Suzuki CEO To Step Down Amid Probe

Suzuki said its chief executive will step down this month as the Japanese carmaker faces a probe into its use of improper fuel emissions tests.

Osamu Suzuki, who has led the company for nearly forty years, will stay on as chairman.

Japan’s fourth biggest car company will also cut executive pay and 2015 bonuses.

Last month it said it found “discrepancies” in its fuel emissions testing but denied cheating.

Toshihiro Suzuki, the company’s president and son of Osamu Suzuki, said on Wednesday that the changes were intended to regain customers’ trust.

“This latest incident occurred because of problems within the company which had continued for a long time, including an R&D division which was not transparent enough,” he said.

“We are making these changes today to try to regain the trust of our customers, and to rebuild Team Suzuki.”

Preventative measures

Osamu Honda, the company’s executive vice president and chief technical officer will also retire.

The management changes will take effect on 29 June subject to shareholder approval at Suzuki’s annual general meeting.

The firm also said it was taking preventative measures such as strengthening training for its engineers, improving testing technology and promoting the use of a whistle-blowing system.

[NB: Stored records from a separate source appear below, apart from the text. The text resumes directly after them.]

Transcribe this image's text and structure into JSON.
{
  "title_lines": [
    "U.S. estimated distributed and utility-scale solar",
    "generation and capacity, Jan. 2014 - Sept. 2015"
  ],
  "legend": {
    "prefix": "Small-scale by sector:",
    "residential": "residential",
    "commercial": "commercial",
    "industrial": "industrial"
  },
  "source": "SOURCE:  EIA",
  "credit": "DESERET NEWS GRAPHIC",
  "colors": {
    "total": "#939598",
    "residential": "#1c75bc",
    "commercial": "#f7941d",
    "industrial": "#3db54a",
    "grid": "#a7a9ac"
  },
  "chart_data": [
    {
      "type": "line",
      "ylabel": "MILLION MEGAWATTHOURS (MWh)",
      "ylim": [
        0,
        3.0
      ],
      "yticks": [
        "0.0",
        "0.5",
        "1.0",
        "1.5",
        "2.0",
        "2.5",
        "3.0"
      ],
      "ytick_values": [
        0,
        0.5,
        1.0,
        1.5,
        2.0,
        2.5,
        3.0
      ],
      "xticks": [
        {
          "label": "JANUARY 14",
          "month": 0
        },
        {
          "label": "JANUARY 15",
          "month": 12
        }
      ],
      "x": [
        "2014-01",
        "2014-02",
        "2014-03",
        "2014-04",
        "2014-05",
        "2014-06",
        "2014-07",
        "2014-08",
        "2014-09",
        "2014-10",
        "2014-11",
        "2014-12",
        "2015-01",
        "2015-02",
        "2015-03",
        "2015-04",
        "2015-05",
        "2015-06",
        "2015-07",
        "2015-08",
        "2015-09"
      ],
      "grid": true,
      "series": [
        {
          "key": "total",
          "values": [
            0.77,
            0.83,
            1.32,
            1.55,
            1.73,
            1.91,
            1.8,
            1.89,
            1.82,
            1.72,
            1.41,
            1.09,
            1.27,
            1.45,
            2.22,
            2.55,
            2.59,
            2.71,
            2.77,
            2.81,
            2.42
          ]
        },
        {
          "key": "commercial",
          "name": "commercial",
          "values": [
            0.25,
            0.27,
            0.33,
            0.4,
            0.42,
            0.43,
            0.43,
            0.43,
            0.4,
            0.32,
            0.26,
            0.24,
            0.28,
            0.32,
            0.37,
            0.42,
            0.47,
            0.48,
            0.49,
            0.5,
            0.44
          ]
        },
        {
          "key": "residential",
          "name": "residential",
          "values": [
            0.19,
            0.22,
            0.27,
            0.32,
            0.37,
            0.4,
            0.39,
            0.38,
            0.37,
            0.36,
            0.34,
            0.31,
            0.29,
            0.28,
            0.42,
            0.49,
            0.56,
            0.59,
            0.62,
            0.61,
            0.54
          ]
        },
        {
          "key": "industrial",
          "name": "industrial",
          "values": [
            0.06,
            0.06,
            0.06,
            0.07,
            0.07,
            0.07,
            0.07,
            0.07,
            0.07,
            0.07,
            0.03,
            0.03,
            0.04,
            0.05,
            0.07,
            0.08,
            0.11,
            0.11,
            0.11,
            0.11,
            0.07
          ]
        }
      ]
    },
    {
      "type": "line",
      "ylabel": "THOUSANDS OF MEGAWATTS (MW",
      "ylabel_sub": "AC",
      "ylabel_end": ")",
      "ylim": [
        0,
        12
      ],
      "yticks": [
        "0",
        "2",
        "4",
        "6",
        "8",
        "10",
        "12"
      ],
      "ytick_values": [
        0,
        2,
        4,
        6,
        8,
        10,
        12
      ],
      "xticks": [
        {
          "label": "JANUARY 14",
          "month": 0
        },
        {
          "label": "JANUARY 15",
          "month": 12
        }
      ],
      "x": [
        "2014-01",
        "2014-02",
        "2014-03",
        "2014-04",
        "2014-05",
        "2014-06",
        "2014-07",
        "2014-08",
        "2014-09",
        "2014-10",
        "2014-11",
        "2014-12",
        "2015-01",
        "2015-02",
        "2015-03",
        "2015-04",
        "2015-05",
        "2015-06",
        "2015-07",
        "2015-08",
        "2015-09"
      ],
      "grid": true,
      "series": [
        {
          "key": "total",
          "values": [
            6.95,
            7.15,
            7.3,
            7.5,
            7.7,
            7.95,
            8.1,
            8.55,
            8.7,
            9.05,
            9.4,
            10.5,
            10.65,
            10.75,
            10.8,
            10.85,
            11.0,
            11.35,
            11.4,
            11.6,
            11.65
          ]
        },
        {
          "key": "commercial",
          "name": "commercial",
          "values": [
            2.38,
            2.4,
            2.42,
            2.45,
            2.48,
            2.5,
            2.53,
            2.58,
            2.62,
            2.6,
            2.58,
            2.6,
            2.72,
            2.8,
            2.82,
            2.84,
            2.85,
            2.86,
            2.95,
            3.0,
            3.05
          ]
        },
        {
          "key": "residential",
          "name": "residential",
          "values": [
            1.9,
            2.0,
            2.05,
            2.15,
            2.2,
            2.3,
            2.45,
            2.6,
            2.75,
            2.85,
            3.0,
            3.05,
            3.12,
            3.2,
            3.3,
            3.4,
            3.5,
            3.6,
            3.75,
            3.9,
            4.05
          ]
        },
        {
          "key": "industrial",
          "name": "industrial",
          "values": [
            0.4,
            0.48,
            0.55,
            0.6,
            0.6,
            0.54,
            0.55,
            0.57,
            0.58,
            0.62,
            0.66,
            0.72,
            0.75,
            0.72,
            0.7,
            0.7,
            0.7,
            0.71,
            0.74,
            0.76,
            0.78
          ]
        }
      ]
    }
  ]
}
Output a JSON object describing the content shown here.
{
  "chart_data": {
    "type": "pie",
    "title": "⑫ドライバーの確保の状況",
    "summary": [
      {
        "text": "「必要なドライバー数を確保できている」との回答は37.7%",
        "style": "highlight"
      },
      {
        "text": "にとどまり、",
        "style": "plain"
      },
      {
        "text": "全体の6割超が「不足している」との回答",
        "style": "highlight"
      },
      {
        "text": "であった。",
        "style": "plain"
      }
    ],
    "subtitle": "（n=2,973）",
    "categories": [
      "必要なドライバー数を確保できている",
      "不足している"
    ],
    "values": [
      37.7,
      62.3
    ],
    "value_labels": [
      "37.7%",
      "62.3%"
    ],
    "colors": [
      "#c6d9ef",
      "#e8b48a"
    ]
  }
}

Suzuki said in May that its emission and fuel efficiency testing method for 16 models was not in line with official regulations.

In a statement, it said the problems dated back to 2010 and about 2.1 million vehicles were affected, though the issues did not apply to Suzuki-branded vehicles sold outside Japan.

Earlier, this month, authorities raided the company’s headquarters as part of an investigation into the tests.

The latest changes at Suzuki come after its smaller Japanese rival Mitsubishi Motors admitted it had been falsifying fuel efficiency tests for 25 years. In May, Mitsubishi announced that its president, Tetsuro Aikawa, would step down.

The company also entered into a strategic alliance with Nissan, which will take a 34% stake in Mitsubishi, subject to regulatory approval.

German carmaker Volkswagen has also admitted cheating emissions tests in the US.